Edition: 200, 26 numbered in Roman numerals; 10 lettered A-J have three additional screenprints, each of which is a composite of images from II.33 and II.38. (See II.43A-43C.) Each print, housed in a folder with a page of Teletype text, is signed in ball-point pen on verso; the colophon is signed and numbered in ball-point pen.

Flash 33

Andy Warhol’s Flash 33 is part of a portfolio of eleven different screenprints based on the assassination of President John F. Kennedy on November 22, 1963. The piece was named for all the “news flash” texts that were being broadcast at the time. All of the prints were based on campaign posters, mass-media photographs, and advertisements. The prints were presented next to Teletype text taken straight from news sources. The title Flash – November 22, 1963 represents the date of the assassination and the constant news attention about the event. Flash 33 presents a somber image in different tones of gray, which features the presidential seal a number of times. It is shown once prominently in white in the background and then three more times in reverse across the center. Also depicted are bullet holes through the seal, which is another representation of the tragedy that had occurred. This act of layering images becomes very common in Warhol’s work.

Flash 33 AS PART OF ANDY WARHOL’S LARGER BODY OF WORK

This body of work has a clear connection to the work Warhol did focusing on Jacqueline Kennedy, however now he is focusing on the man himself and the events surrounding his assassination.

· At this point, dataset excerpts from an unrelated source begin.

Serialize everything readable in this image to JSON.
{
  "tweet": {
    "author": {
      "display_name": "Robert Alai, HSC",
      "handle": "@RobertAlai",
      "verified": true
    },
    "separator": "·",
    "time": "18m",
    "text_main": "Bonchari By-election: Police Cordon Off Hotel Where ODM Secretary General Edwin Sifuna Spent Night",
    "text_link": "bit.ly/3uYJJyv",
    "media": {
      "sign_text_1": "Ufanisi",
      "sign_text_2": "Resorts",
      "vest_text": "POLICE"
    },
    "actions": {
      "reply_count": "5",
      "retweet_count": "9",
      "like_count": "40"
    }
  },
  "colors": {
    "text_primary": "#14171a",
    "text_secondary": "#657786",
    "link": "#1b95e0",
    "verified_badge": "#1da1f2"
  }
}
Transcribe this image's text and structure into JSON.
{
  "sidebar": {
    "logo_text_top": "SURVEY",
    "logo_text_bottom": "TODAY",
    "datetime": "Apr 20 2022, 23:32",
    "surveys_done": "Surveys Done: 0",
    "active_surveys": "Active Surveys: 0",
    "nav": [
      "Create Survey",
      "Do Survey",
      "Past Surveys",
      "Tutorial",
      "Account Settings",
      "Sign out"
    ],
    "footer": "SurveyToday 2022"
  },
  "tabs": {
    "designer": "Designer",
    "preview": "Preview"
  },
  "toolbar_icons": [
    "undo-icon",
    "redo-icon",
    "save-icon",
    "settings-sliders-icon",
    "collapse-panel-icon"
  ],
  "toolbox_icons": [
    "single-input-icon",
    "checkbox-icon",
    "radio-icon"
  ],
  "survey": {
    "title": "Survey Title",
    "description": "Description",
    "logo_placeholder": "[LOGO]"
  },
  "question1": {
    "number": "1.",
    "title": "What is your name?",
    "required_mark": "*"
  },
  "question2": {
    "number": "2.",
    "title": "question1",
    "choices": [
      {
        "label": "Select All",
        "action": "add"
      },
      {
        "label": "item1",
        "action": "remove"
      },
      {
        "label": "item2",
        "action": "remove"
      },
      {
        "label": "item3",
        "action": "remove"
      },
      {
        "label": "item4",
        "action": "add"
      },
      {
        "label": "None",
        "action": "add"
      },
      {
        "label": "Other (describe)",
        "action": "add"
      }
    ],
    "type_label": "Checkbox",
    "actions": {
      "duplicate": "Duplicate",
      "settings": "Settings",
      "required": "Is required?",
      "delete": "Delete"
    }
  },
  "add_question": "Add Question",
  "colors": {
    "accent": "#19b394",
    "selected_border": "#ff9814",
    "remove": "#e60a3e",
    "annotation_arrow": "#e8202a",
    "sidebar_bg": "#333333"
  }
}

Warhol’s Flash 33 is an important part of the Flash series because it focuses on the representation of the Presidential Seal, which is the President himself. Warhol’s Flash 33 discusses an important idea that explores symbols as representations. When a symbol is used to represent something, it brings to the representation its own connotations. When these connotations are transferred, the connotation of what is being symbolized changes.